No tuve que aguardar mucho para saber que, fuera lo que fuese lo que allí se representaba, aún no había terminado. Enfrente, en la franja oscura amparada por las arcadas, vi el rescoldo de un cigarrillo, adiviné a una persona fumando sentada en el banco de madera que corría a lo largo de la pared. Creo que estuvo allí todo el tiempo y creo que ellos lo sabían o lo intuían cerca, al menos el hombre grueso tuvo que saberlo, tuvo que verlo, probablemente fue él quien, adulador y medroso, le encendió el cigarrillo, quien tapó con su cuerpo el chispazo de la cerilla.

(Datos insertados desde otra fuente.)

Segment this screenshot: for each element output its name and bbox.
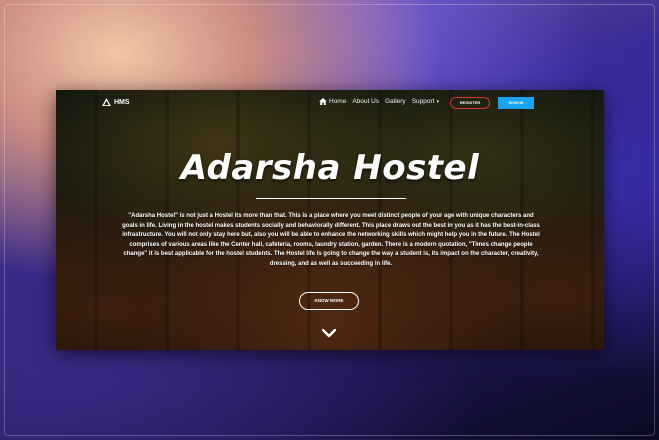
logo-icon — [102, 98, 111, 106]
home-icon — [319, 98, 327, 105]
nav-home[interactable]: Home — [319, 98, 346, 105]
nav-home-label: Home — [329, 98, 347, 105]
hero-title: Adarsha Hostel — [180, 148, 480, 188]
hostel-webpage: HMS Home About Us Gallery Support ▾ REGI… — [56, 90, 604, 350]
nav-gallery[interactable]: Gallery — [385, 98, 406, 105]
hero-description: "Adarsha Hostel" is not just a Hostel it… — [122, 213, 540, 267]
navbar: HMS Home About Us Gallery Support ▾ REGI… — [56, 90, 604, 116]
know-more-button[interactable]: KNOW MORE — [299, 292, 359, 310]
chevron-down-icon[interactable] — [322, 329, 336, 338]
logo-text: HMS — [114, 98, 130, 106]
nav-links: Home About Us Gallery Support ▾ — [319, 98, 439, 105]
title-divider — [256, 198, 406, 199]
nav-support-label: Support — [411, 98, 435, 105]
sign-in-button[interactable]: SIGN IN — [498, 97, 534, 109]
nav-support[interactable]: Support ▾ — [412, 98, 439, 105]
nav-about-us[interactable]: About Us — [352, 98, 379, 105]
site-logo[interactable]: HMS — [102, 98, 130, 106]
register-button[interactable]: REGISTER — [450, 97, 490, 109]
nav-gallery-label: Gallery — [385, 98, 406, 105]
caret-down-icon: ▾ — [436, 98, 439, 105]
nav-about-label: About Us — [352, 98, 380, 105]
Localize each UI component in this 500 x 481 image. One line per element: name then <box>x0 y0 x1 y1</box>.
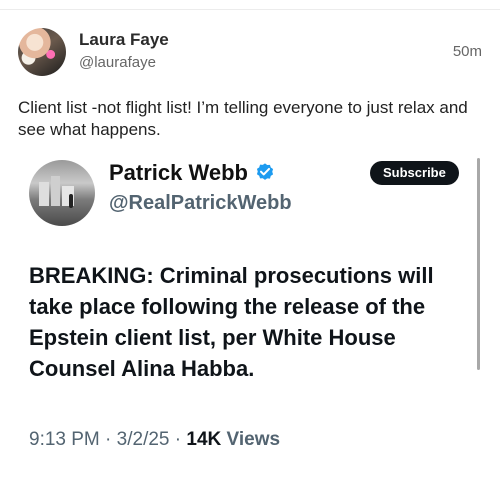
views-label: Views <box>226 429 281 450</box>
scrollbar[interactable] <box>477 158 480 370</box>
embedded-author-row: Patrick Webb <box>109 160 276 186</box>
verified-badge-icon <box>256 163 274 180</box>
embedded-avatar <box>29 160 95 226</box>
embedded-date: 3/2/25 <box>116 429 170 450</box>
embedded-author-handle: @RealPatrickWebb <box>109 192 292 214</box>
embedded-author-name: Patrick Webb <box>109 160 248 185</box>
embedded-post-image: Patrick Webb @RealPatrickWebb Subscribe … <box>18 150 488 481</box>
embedded-headline: BREAKING: Criminal prosecutions will tak… <box>29 263 434 381</box>
embedded-time: 9:13 PM <box>29 429 100 450</box>
avatar-figure <box>69 194 73 208</box>
embedded-meta: 9:13 PM · 3/2/25 · 14K Views <box>29 429 280 451</box>
meta-separator: · <box>169 429 187 450</box>
avatar-building-2 <box>51 176 60 206</box>
meta-separator: · <box>99 429 117 450</box>
author-name[interactable]: Laura Faye <box>79 30 169 50</box>
post-card: Laura Faye @laurafaye 50m Client list -n… <box>0 0 500 481</box>
author-handle[interactable]: @laurafaye <box>79 54 156 71</box>
post-text: Client list -not flight list! I’m tellin… <box>18 98 468 139</box>
subscribe-button: Subscribe <box>370 161 459 185</box>
avatar[interactable] <box>18 28 66 76</box>
top-divider <box>0 9 500 10</box>
views-count: 14K <box>186 429 222 450</box>
avatar-building-1 <box>39 182 49 206</box>
post-timestamp: 50m <box>452 43 482 60</box>
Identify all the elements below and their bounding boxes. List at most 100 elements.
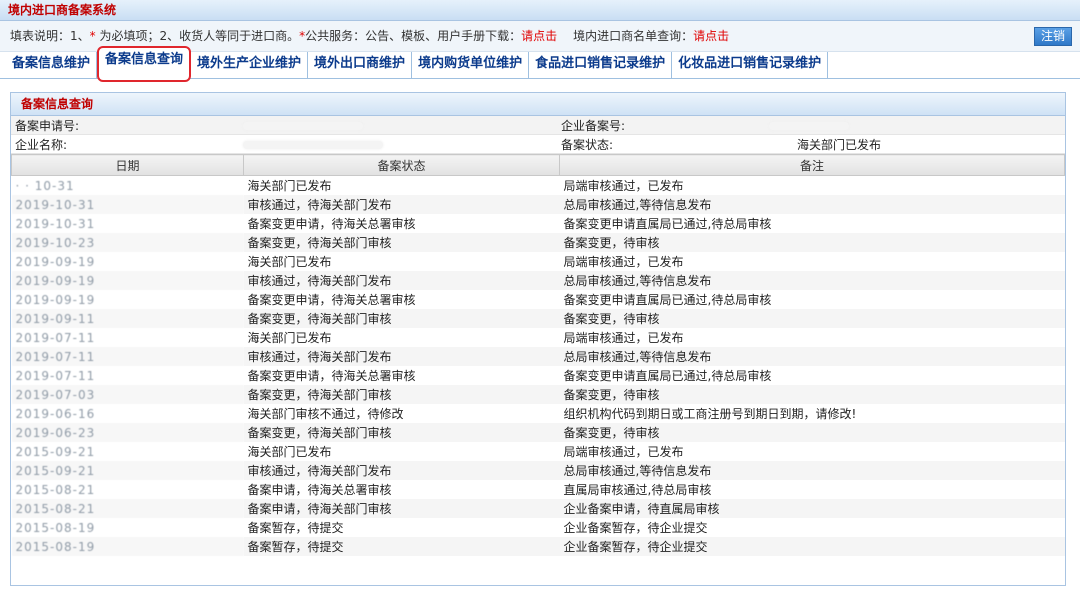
- table-row: · · 10-31 海关部门已发布 局端审核通过，已发布: [12, 176, 1065, 196]
- row-date: 2019-06-16: [15, 406, 96, 421]
- row-date: 2019-09-19: [15, 254, 96, 269]
- table-row: 2015-08-19 备案暂存，待提交 企业备案暂存，待企业提交: [11, 537, 1065, 556]
- table-row: 2019-07-03 备案变更，待海关部门审核 备案变更，待审核: [11, 385, 1065, 404]
- table-row: 2019-09-19 备案变更申请，待海关总署审核 备案变更申请直属局已通过,待总局…: [12, 290, 1065, 309]
- table-row: 2019-10-31 备案变更申请，待海关总署审核 备案变更申请直属局已通过,待总局…: [12, 214, 1065, 233]
- row-status: 审核通过，待海关部门发布: [243, 271, 560, 290]
- apply-no-label: 备案申请号:: [11, 116, 239, 135]
- row-status: 海关部门已发布: [247, 255, 332, 269]
- tab-bar: 备案信息维护 备案信息查询 境外生产企业维护 境外出口商维护 境内购货单位维护 …: [0, 46, 1080, 82]
- notice-public: 公共服务：公告、模板、用户手册下载：: [305, 29, 522, 43]
- tab-cosmetics-sales-record[interactable]: 化妆品进口销售记录维护: [672, 52, 829, 78]
- row-date: 2019-07-11: [15, 368, 96, 383]
- row-note: 备案变更，待审核: [559, 309, 1065, 328]
- row-date: 2019-09-19: [15, 292, 96, 307]
- list-query-link[interactable]: 请点击: [693, 29, 729, 43]
- tab-overseas-producer[interactable]: 境外生产企业维护: [191, 52, 309, 78]
- row-note: 局端审核通过，已发布: [563, 255, 684, 269]
- row-status: 备案申请，待海关部门审核: [243, 499, 560, 518]
- row-status: 备案暂存，待提交: [247, 521, 344, 535]
- status-value: 海关部门已发布: [765, 134, 1065, 154]
- column-date: 日期: [11, 154, 244, 176]
- row-note: 组织机构代码到期日或工商注册号到期日到期，请修改!: [563, 407, 857, 421]
- table-row: 2019-07-11 备案变更申请，待海关总署审核 备案变更申请直属局已通过,待总局…: [12, 366, 1065, 385]
- table-row: 2019-09-19 审核通过，待海关部门发布 总局审核通过,等待信息发布: [11, 271, 1065, 290]
- row-note: 企业备案暂存，待企业提交: [563, 521, 708, 535]
- row-date: 2019-09-19: [11, 271, 244, 290]
- app-title-bar: 境内进口商备案系统: [0, 0, 1080, 21]
- row-status: 海关部门已发布: [247, 331, 332, 345]
- row-note: 总局审核通过,等待信息发布: [559, 271, 1065, 290]
- table-row: 2019-10-31 审核通过，待海关部门发布 总局审核通过,等待信息发布: [11, 195, 1065, 214]
- row-note: 备案变更申请直属局已通过,待总局审核: [563, 369, 772, 383]
- row-status: 备案变更申请，待海关总署审核: [247, 369, 416, 383]
- column-status: 备案状态: [243, 154, 560, 176]
- row-date: 2015-09-21: [11, 461, 244, 480]
- row-date: 2019-10-23: [11, 233, 244, 252]
- row-date: · · 10-31: [15, 178, 75, 193]
- table-row: 2015-08-21 备案申请，待海关部门审核 企业备案申请，待直属局审核: [11, 499, 1065, 518]
- row-status: 审核通过，待海关部门发布: [243, 461, 560, 480]
- row-status: 海关部门审核不通过，待修改: [247, 407, 404, 421]
- notice-required: 为必填项；2、收货人等同于进口商。: [95, 29, 300, 43]
- tab-record-query[interactable]: 备案信息查询: [97, 46, 192, 82]
- table-row: 2019-09-19 海关部门已发布 局端审核通过，已发布: [12, 252, 1065, 271]
- row-note: 局端审核通过，已发布: [563, 179, 684, 193]
- table-row: 2015-08-19 备案暂存，待提交 企业备案暂存，待企业提交: [12, 518, 1065, 537]
- row-date: 2019-07-11: [11, 347, 244, 366]
- tab-food-sales-record[interactable]: 食品进口销售记录维护: [529, 52, 673, 78]
- panel-title: 备案信息查询: [11, 93, 1065, 116]
- logout-button[interactable]: 注销: [1033, 27, 1072, 46]
- column-note: 备注: [559, 154, 1065, 176]
- row-status: 备案变更申请，待海关总署审核: [247, 293, 416, 307]
- row-note: 备案变更申请直属局已通过,待总局审核: [563, 217, 772, 231]
- row-date: 2015-08-19: [11, 537, 244, 556]
- table-row: 2015-09-21 审核通过，待海关部门发布 总局审核通过,等待信息发布: [11, 461, 1065, 480]
- row-status: 备案申请，待海关总署审核: [247, 483, 392, 497]
- row-date: 2019-07-11: [15, 330, 96, 345]
- row-status: 审核通过，待海关部门发布: [243, 347, 560, 366]
- table-row: 2019-07-11 海关部门已发布 局端审核通过，已发布: [12, 328, 1065, 347]
- row-note: 企业备案申请，待直属局审核: [559, 499, 1065, 518]
- row-status: 审核通过，待海关部门发布: [243, 195, 560, 214]
- row-note: 总局审核通过,等待信息发布: [559, 347, 1065, 366]
- row-status: 海关部门已发布: [247, 179, 332, 193]
- enterprise-name-label: 企业名称:: [11, 134, 239, 154]
- table-row: 2019-06-23 备案变更，待海关部门审核 备案变更，待审核: [11, 423, 1065, 442]
- notice-list-query: 境内进口商名单查询：: [573, 29, 694, 43]
- record-query-panel: 备案信息查询 备案申请号: 企业备案号: 企业名称: 备案状态: 海关部门已发布…: [10, 92, 1066, 586]
- table-row: 2019-07-11 审核通过，待海关部门发布 总局审核通过,等待信息发布: [11, 347, 1065, 366]
- row-date: 2015-08-19: [15, 520, 96, 535]
- enterprise-no-value: [765, 116, 1065, 135]
- row-date: 2015-08-21: [11, 499, 244, 518]
- row-note: 局端审核通过，已发布: [563, 331, 684, 345]
- row-note: 备案变更，待审核: [559, 233, 1065, 252]
- row-note: 备案变更，待审核: [559, 423, 1065, 442]
- apply-no-value: [239, 116, 557, 135]
- row-note: 总局审核通过,等待信息发布: [559, 195, 1065, 214]
- status-label: 备案状态:: [557, 134, 765, 154]
- row-status: 备案变更，待海关部门审核: [243, 233, 560, 252]
- row-note: 直属局审核通过,待总局审核: [563, 483, 712, 497]
- download-link[interactable]: 请点击: [521, 29, 557, 43]
- row-status: 备案暂存，待提交: [243, 537, 560, 556]
- row-date: 2019-10-31: [11, 195, 244, 214]
- row-date: 2019-09-11: [11, 309, 244, 328]
- row-status: 海关部门已发布: [247, 445, 332, 459]
- record-info-table: 备案申请号: 企业备案号: 企业名称: 备案状态: 海关部门已发布: [11, 116, 1065, 154]
- table-row: 2019-06-16 海关部门审核不通过，待修改 组织机构代码到期日或工商注册号到期…: [12, 404, 1065, 423]
- row-status: 备案变更，待海关部门审核: [243, 309, 560, 328]
- row-date: 2015-09-21: [15, 444, 96, 459]
- tab-record-maintain[interactable]: 备案信息维护: [6, 52, 98, 78]
- row-date: 2019-07-03: [11, 385, 244, 404]
- enterprise-name-value: [239, 134, 557, 154]
- record-history-table: 日期 备案状态 备注 · · 10-31 海关部门已发布 局端审核通过，已发布 201…: [11, 154, 1065, 556]
- row-status: 备案变更，待海关部门审核: [243, 385, 560, 404]
- table-row: 2015-09-21 海关部门已发布 局端审核通过，已发布: [12, 442, 1065, 461]
- app-title: 境内进口商备案系统: [8, 3, 117, 17]
- tab-overseas-exporter[interactable]: 境外出口商维护: [308, 52, 413, 78]
- tab-domestic-buyer[interactable]: 境内购货单位维护: [412, 52, 530, 78]
- row-status: 备案变更，待海关部门审核: [243, 423, 560, 442]
- row-note: 备案变更申请直属局已通过,待总局审核: [563, 293, 772, 307]
- row-note: 局端审核通过，已发布: [563, 445, 684, 459]
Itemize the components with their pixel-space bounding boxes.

Alcancé a decirme que estaba espiando cosas que, amén de ajenas, carecían de interés, me mentía; después el cigarrillo describió una parábola en el aire nocturno y el hombre se mostró, salió al espacio iluminado con las manos en los bolsillos y la actitud despreocupada del paseante insomne.

No me costó demasiado comprender que me había visto. Se detuvo, cuando parecía que iba a seguir el camino de los otros, y levantó los ojos directamente hacia mi ventana. Creo que supo que yo lo miraba, percibió mi asombro, tal vez mi perplejidad y tristeza. Su postura, de todas maneras, no indicaba sino indiferencia apenas teñida de interés. Como si observara a un loco, pensé (por mi cabeza pasaron, como dos canoas, la imagen de la enfermera que me había impedido la entrada y mi propia imagen, envuelto en una camisa de fuerza). De pronto descubrí que mis manos intentaban abrir la ventana, infructuosamente. Después del primer momento de sorpresa (no era mi intención abrirla) acepté la idea y mis dedos siguieron tanteando a lo largo del marco. Fue inútil, la ventana no tenía pestillo ni era de guillotina ni se abría. El hombre continuaba en el centro de la plazoleta, mirándome. Golpeé el vidrio con los nudillos. Si me oyó no hizo ningún ademán que lo demostrara. Busqué el interruptor, deseaba, guiado por un impulso irracional, dar la luz, enseñarme. Confirmar sin asomo de duda mi presencia, mi asistencia, un espectador humilde pero puntual. Tampoco la luz funcionaba, me había metido en el único cuarto donde todo estaba estropeado. Cuando regresé junto a la ventana, casi gimiendo, el hombre aún seguía allí, mirando la ventana como si yo en ningún momento me hubiera alejado de ésta, como si el cuarto, las paredes, la Clínica Arago, yo mismo, fuéramos transparentes, inútiles barreras para su mirada que hurgaba en el cielo oscuro, en las estrellas.